3. Immature Responses
Narcissists are highly sensitive and take offense at simple criticisms. They magnify a perceived or real offense more than it deserves. They are not able to dialogue but deflect blame onto others for their reactions.
They attempt to cover their anger by pretending things don’t bother them, yet their nonverbal body language shows anger even though they don’t admit it. They can become passive-aggressive in their responses and not follow through with actions.
4. Simplification of Others’ Needs
Narcissists will minimize the needs of the people around them. They will not explore the details of a particular situation because they don’t deem it worthy of their time. They will label people and deflect blame onto them instead of taking responsibility for their own actions. They reduce complex issues to simple ones in order to brush them aside as stupid or useless. They don’t want to be bothered with facts or logic, only their own limited scope of what is important so as not to invest their time or energy in anything contrary to their personal agenda.
5. Unable to Listen
Narcissists tend to “shoot from the hip” with quick advice and not ask questions during conversations, but instead shut down dialogue so they do the minimum amount. They do not want to expend any energy toward relationships. They don’t care about what you have to say because they want to follow what is best for them regardless of what you are sharing. In the end, they don’t care enough to listen to you.
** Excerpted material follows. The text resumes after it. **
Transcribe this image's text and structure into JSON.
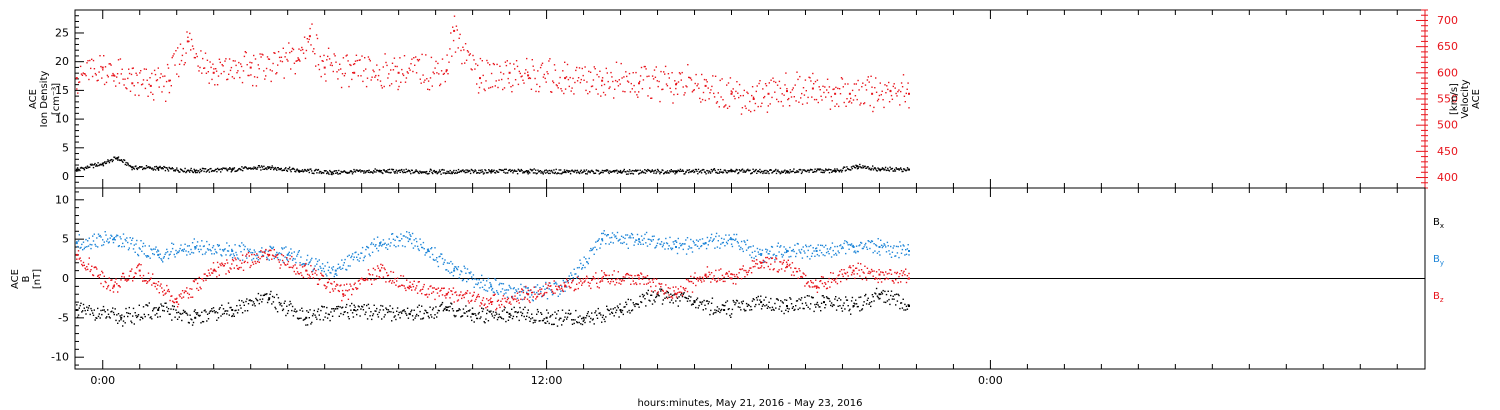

The App State Psych department also noted that when it comes to spotting Covert Narcissists in their natural habitat, all one must typically do is look around the office or inside the walls of a family home. Narcissism expressed by shy people tends to come across as passive aggression.
The source shares, “While feeling they deserve to be recognized for their specialness, unlike the Arrogant/Overt Narcissist, the Covert/Shy Narcissist is plagued by self-doubts and thus does not as readily seek the affirmation from others he or she believes is due. Moreover, because of this strong sense of worthlessness, this type of narcissist often will not seek out appropriate friends or romantic partners because they fear exposure as frauds; for this reason their associates tend to be conspicuously inferior to themselves.”
According to their psychiatric profile of Covert Narcissists, the site suggests despite the very real fact that most tend to lack the charm or charisma of their overt counterparts, that all of them, “secretly [harbor] fantasies that [they are] engaged in a heroic rescue of someone of lesser capabilities.”
But therein lies the rub. Constantly suspicious of other people’s motives and intentions and projecting the worst of their own personality traits onto even the most sincerely lovely, kind-natured, and good people, “… when their friends and associates offer praise, the Shy/Covert Narcissist believes that this admiration is phony and insincere.”
For that reason alone, the university psychologists say, Covert Narcissistic people, “… tend to devote a considerable amount of time ruminating over the unfairness of how little their true worth is appreciated and how others get the recognition for things that they themselves did.”
As such, scanning the room visually to see who looks like they just swallowed a bug after someone compliments them or succeeds personally in anything can help a person figure out really quickly who hides their secret sense of entitlement or extreme feelings of superiority over others and who doesn’t. The more covert the personality disorder, the more likely a person is to appear to be meek and mild (quite possibly resembling an Enabler).
However, the more closely one pays attention to things like whether or not they possess the ability to be truly happy for other people, to be a support person or helper rather than an undermining saboteur, or they are able to truly and compassionately listen to other people, the easier it is to sort the wheat from chaff when it comes to weeding out people who hide personality disorders.